Falar sobre orientação sexual e identidade de gênero em um ambiente de trabalho pode parecer mais natural em 2021, mas essa ainda não é a regra em todas as empresas. Em uma pesquisa da consultoria Mais Diversidade, com o apoio institucional do Estadão, apenas 15% dos profissionais LGBTI+ disseram falar explicitamente sobre o tema com sua liderança. Embora 55% digam falar com “todas as pessoas” no trabalho sobre o tema, esse índice cai muito quando a figura específica do chefe entra em cena.

Diferentemente do que ocorria há alguns anos, os profissionais LGBT falam sobre o tema mais abertamente – apenas 20% deles não falam com ninguém no trabalho sobre o assunto. Os dados fazem parte da pesquisa “O Cenário Brasileiro LGBTI+”, que mostra que o ambiente do trabalho ajuda as pessoas a se abrirem. Enquanto 80% dos entrevistados conversam sobre o tema com alguém na empresa (líder, colegas ou amigos), 83% falam com a família.

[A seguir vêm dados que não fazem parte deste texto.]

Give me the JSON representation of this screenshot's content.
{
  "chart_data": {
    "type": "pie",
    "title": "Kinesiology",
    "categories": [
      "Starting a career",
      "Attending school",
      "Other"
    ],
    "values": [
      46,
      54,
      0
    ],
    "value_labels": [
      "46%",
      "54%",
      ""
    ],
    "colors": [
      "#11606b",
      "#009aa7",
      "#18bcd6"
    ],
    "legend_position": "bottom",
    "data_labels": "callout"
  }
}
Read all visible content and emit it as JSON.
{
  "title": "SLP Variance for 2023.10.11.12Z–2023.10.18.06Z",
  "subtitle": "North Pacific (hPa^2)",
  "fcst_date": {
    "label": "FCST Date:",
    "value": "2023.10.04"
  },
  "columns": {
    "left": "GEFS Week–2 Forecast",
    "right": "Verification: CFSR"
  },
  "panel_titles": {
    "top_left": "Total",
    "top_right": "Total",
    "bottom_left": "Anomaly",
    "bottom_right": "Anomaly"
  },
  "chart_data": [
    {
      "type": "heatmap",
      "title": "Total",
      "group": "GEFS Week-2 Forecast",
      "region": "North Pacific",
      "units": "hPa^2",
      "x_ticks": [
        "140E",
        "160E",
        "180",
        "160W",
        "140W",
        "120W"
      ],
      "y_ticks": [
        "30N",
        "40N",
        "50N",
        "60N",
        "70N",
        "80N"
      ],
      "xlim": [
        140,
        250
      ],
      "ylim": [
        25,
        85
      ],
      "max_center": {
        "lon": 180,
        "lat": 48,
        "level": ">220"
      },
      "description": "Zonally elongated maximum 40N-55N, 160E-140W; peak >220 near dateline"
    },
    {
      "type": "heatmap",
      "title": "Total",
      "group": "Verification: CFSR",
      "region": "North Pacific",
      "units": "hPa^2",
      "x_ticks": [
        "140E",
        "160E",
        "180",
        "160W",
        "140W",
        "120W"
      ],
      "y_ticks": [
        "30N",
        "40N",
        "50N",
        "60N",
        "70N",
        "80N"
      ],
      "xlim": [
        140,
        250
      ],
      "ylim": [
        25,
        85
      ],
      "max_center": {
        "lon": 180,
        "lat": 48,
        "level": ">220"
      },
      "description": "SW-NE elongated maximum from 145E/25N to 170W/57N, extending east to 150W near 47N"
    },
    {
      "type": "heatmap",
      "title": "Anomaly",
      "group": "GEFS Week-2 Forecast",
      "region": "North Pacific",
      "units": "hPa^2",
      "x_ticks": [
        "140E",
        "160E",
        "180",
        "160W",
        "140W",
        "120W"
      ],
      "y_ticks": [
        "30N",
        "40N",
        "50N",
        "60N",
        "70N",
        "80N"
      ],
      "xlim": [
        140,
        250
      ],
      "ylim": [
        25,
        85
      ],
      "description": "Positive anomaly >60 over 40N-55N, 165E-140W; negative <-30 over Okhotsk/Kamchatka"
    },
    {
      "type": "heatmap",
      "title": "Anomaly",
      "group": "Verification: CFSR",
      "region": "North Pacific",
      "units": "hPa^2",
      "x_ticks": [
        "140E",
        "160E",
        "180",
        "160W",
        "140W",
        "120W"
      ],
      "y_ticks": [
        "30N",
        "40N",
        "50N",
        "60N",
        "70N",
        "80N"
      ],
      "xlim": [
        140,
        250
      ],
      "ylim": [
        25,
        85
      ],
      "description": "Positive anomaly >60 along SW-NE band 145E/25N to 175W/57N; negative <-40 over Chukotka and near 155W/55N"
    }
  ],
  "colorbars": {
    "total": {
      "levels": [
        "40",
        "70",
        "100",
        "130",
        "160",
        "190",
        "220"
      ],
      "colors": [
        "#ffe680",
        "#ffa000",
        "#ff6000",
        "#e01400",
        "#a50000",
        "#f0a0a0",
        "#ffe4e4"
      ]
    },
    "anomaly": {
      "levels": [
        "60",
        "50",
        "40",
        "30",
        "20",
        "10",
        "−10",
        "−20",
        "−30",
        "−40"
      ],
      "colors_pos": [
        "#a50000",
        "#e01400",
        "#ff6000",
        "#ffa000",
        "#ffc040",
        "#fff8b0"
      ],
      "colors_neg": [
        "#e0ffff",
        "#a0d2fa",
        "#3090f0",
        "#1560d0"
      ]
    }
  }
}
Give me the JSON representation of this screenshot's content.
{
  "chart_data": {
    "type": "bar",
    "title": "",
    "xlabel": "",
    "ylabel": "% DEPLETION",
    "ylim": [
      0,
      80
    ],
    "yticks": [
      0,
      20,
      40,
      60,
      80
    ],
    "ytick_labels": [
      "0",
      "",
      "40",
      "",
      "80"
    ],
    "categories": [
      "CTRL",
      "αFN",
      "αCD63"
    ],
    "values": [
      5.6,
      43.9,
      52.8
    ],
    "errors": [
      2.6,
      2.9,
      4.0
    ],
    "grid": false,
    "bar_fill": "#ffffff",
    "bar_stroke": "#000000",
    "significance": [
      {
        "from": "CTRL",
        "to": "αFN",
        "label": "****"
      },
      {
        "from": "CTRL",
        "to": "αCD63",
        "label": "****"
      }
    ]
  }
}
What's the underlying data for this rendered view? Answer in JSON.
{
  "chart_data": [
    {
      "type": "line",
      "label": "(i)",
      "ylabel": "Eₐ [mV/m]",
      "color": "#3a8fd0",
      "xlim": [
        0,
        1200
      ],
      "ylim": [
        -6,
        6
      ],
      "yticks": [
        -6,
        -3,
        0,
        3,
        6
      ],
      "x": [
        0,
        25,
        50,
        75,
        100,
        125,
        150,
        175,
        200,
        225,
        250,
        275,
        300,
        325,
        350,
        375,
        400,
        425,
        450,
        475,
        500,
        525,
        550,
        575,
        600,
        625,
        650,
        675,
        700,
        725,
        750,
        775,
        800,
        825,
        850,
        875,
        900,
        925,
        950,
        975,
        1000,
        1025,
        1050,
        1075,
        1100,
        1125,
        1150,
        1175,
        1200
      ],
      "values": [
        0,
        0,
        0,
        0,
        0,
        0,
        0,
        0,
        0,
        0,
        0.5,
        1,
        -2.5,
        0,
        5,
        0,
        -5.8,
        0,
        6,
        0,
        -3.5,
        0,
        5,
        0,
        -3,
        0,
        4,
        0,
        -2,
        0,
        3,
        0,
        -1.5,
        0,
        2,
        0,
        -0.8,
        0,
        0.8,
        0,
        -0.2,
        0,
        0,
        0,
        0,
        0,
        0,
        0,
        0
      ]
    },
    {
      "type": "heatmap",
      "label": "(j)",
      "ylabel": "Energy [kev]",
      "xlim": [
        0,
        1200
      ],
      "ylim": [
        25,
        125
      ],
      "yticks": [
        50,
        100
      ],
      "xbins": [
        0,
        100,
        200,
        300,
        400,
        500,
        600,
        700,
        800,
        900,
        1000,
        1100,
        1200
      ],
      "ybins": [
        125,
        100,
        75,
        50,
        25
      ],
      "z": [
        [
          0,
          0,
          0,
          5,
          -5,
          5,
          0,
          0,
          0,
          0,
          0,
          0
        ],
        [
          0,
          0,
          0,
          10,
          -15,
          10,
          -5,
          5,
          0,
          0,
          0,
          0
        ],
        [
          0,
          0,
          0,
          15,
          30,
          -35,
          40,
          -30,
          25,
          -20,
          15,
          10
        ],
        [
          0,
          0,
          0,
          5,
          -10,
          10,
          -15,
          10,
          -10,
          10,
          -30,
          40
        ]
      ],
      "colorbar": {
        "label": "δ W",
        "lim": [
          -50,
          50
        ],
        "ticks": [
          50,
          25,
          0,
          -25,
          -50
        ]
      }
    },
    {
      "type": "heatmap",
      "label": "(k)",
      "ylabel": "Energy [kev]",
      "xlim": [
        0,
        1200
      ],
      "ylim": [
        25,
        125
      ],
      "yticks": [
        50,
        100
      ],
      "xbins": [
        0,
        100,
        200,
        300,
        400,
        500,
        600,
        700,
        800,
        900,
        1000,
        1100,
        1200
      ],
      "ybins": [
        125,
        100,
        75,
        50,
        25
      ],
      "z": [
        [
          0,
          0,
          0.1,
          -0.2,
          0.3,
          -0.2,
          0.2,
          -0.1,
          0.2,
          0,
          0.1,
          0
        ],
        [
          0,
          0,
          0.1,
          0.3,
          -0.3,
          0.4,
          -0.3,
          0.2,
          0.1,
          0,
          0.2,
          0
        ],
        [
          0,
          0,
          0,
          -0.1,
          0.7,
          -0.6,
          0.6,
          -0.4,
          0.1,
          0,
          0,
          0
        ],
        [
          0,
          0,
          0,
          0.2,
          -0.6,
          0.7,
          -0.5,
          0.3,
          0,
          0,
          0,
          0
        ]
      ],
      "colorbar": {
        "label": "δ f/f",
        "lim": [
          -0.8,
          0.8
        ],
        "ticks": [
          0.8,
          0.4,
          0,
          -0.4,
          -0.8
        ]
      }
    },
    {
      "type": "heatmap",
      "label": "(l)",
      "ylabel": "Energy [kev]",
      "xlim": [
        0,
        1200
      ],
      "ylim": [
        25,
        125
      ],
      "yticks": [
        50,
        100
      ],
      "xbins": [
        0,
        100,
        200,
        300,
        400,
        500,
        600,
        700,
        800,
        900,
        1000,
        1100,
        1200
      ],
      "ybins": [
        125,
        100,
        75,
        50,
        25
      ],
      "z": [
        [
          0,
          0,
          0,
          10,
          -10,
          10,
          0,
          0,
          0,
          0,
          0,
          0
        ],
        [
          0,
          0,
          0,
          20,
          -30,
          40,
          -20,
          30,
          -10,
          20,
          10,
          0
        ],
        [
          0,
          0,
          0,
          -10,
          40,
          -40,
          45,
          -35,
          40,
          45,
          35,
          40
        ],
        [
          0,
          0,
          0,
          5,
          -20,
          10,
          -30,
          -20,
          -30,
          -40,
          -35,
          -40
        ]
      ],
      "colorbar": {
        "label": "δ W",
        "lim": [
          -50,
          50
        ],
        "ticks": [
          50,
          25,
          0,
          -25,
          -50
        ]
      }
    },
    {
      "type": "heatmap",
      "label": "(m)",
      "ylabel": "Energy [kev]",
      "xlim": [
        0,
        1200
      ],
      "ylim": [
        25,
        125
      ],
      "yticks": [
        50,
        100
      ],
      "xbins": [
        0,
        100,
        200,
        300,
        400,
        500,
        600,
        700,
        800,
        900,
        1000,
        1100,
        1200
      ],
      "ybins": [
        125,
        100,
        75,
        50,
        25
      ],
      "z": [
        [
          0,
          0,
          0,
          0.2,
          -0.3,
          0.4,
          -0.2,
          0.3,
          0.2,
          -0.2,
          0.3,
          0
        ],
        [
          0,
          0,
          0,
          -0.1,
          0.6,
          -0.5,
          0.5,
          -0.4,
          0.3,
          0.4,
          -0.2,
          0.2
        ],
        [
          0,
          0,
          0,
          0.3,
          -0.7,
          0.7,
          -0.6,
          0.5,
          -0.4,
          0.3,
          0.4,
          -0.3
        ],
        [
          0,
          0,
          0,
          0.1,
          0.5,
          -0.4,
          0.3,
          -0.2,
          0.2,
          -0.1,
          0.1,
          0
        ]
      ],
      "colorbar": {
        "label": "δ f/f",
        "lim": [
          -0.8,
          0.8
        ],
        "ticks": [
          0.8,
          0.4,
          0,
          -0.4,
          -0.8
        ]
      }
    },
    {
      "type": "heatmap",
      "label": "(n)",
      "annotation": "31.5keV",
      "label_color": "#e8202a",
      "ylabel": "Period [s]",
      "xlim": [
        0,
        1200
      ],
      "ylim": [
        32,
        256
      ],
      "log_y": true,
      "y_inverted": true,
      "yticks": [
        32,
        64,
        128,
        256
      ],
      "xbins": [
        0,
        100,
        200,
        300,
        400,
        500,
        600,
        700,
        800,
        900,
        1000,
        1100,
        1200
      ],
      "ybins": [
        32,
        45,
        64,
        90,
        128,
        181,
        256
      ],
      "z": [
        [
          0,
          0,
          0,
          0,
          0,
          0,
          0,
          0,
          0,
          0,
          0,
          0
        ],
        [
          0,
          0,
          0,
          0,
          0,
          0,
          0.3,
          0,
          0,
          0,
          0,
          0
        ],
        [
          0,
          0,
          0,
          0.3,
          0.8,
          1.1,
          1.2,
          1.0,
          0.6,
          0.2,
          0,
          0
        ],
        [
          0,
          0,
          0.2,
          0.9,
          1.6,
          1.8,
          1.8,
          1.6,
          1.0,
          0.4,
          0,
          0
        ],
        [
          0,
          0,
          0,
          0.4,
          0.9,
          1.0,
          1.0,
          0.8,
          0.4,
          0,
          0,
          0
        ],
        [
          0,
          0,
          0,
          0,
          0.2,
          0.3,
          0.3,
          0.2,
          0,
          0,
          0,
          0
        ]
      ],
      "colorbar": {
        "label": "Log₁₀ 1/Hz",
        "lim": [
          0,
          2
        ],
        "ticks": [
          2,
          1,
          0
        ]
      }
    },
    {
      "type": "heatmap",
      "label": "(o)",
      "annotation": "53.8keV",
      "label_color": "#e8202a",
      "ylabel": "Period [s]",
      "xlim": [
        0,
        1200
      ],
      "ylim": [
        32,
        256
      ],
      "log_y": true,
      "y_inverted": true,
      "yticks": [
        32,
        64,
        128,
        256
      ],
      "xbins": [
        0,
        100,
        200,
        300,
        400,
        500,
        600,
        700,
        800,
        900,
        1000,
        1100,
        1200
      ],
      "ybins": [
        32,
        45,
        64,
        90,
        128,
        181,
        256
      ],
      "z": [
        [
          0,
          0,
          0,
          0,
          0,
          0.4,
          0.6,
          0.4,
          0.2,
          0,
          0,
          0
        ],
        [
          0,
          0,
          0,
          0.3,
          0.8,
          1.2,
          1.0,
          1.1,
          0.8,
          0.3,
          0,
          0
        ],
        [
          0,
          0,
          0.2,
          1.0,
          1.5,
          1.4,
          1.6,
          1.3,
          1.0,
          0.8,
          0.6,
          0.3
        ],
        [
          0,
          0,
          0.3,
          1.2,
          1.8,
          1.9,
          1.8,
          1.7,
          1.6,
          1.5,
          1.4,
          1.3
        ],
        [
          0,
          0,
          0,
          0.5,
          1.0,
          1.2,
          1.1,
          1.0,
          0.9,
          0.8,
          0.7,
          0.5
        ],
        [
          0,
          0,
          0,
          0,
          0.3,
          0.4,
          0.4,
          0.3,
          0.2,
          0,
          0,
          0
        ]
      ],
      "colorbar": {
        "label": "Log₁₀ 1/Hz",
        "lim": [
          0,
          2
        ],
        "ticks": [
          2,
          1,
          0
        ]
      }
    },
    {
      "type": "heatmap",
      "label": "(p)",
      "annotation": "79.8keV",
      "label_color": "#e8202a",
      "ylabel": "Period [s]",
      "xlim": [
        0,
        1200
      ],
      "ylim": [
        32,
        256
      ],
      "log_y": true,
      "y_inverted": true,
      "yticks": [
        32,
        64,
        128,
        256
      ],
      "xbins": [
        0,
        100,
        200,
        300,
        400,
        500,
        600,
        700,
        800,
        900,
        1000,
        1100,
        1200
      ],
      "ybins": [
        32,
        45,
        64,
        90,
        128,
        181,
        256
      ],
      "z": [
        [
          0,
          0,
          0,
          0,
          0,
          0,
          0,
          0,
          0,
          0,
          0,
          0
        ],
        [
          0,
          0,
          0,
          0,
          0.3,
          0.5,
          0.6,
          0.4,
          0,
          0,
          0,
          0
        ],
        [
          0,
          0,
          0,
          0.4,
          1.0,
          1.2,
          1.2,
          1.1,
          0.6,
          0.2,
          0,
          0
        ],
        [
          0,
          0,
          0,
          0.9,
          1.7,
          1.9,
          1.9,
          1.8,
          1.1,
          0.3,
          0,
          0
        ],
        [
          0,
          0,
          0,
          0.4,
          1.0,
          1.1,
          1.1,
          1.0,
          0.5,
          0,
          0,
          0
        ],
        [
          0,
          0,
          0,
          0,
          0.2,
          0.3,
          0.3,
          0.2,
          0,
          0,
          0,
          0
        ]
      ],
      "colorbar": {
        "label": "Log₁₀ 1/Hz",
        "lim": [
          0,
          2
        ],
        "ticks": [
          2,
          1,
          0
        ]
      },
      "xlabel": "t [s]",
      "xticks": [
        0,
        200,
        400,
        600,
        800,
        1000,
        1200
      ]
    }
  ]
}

Quando questionados sobre o que é mais importante para o profissional LGBT no trabalho, em primeiro lugar vem o ambiente inclusivo (74%); em segundo, referências LGBT em cargos executivos (54%); e oportunidades de desenvolvimento de carreira (45%). Para a comunidade transgênero, em segundo lugar aparece o desenvolvimento de carreira (58%) e, depois, as referências entre executivos (37%).

“Os dados confirmam questões que vemos na nossa prática profissional. É atribuída uma importância grande ao clima organizacional, à segurança psicológica, a um espaço em que eu possa ser quem eu sou, onde eu sinta que possa me levar por inteiro”, diz Ricardo Sales, consultor e sócio-fundador da Mais Diversidade.

A pesquisa também mostra que quem não fala sobre sua orientação sexual ou identidade de gênero com ninguém no trabalho costuma ter intenção maior de mudar de emprego. Entre os que pretendem mudar de emprego, 72% não falam abertamente sobre o assunto.

A pesquisa ouviu 2.168 profissionais do País de organizações de grande porte (56%), pequenas e médias empresas (26%), outros setores (15%) e desempregados (3%). Na pesquisa de formulário online, 73% dos participantes se declararam homossexuais (gays ou lésbicas), seguidos por bissexuais (16%), pansexuais (5%), heterossexuais (5%); 1% marcou a opção outros.

Ao todo, 5% da pesquisa foi respondida por pessoas transgênero – segundo relatório da Associação Nacional de Travestis e Transexuais (Antra), as pessoas trans correspondem a 1,9% da população brasileira. Apesar de haver um apagão de dados em relação ao público LGBT – nenhuma pesquisa oficial, como o Censo, faz esse tipo de pergunta -, a estimativa é de que haja 18 milhões de brasileiros LGBT, segundo a Associação Brasileira de Gays, Lésbicas, Bissexuais, Travestis e Transexuais (ABGLT).

Voz. Adriana Ferreira, de 50 anos, mulher cisgênero e lésbica que até a última semana ocupava o cargo de líder de diversidade da IBM na América Latina, diz que se sentiu confortável em falar sobre sua orientação sexual desde os primeiros dias na IBM. “Tenho certeza de que minha carreira alavancou porque eu não tinha de esconder quem era a minha esposa. Quando me casei, eu tive apoio irrestrito para a preparação do casamento, com as dificuldades que eu tive com a minha família. Imagina eu tendo que passar por tudo isso sem falar que eu ia me casar ou mentindo que eu ia me casar com um homem?”, lembra Adriana, que hoje atua na consultoria Mais Diversidade.

Já Argentino Oliveira, diretor de gente e gestão da Suzano, demorou sete anos para falar do tema no trabalho. “Para sair do armário, tive de, primeiro, ter a minha aceitação pessoal e da família. No meio disso tudo tinha o mundo corporativo. Em algum momento, sabia que isso ia precisar ser aberto, porque o fato de não abrir te faz despender uma energia muito grande.”

Para Danielle Torres, sócia-diretora de práticas profissionais na KPMG e mulher transgênero (que não se identifica com o gênero que lhe foi atribuído ao nascimento), de 38 anos, conseguir falar sobre a sua identidade de gênero foi um divisor de águas. “Por muitos anos eu criei uma identidade masculina porque me parecia, não só na organização, mas no social, que era a única possível. Era um tabu para mim. Até que, há sete anos, falei com a organização. Imaginava que era o fim da minha carreira, mas ficou mais fácil trabalhar. O ‘antes’ eu mal me lembro, porque era uma batalha, como se todo dia eu acordasse e me esforçasse de uma maneira inacreditável para conseguir sobreviver. Depois começou a vida.”

As informações são do jornal O Estado de S. Paulo.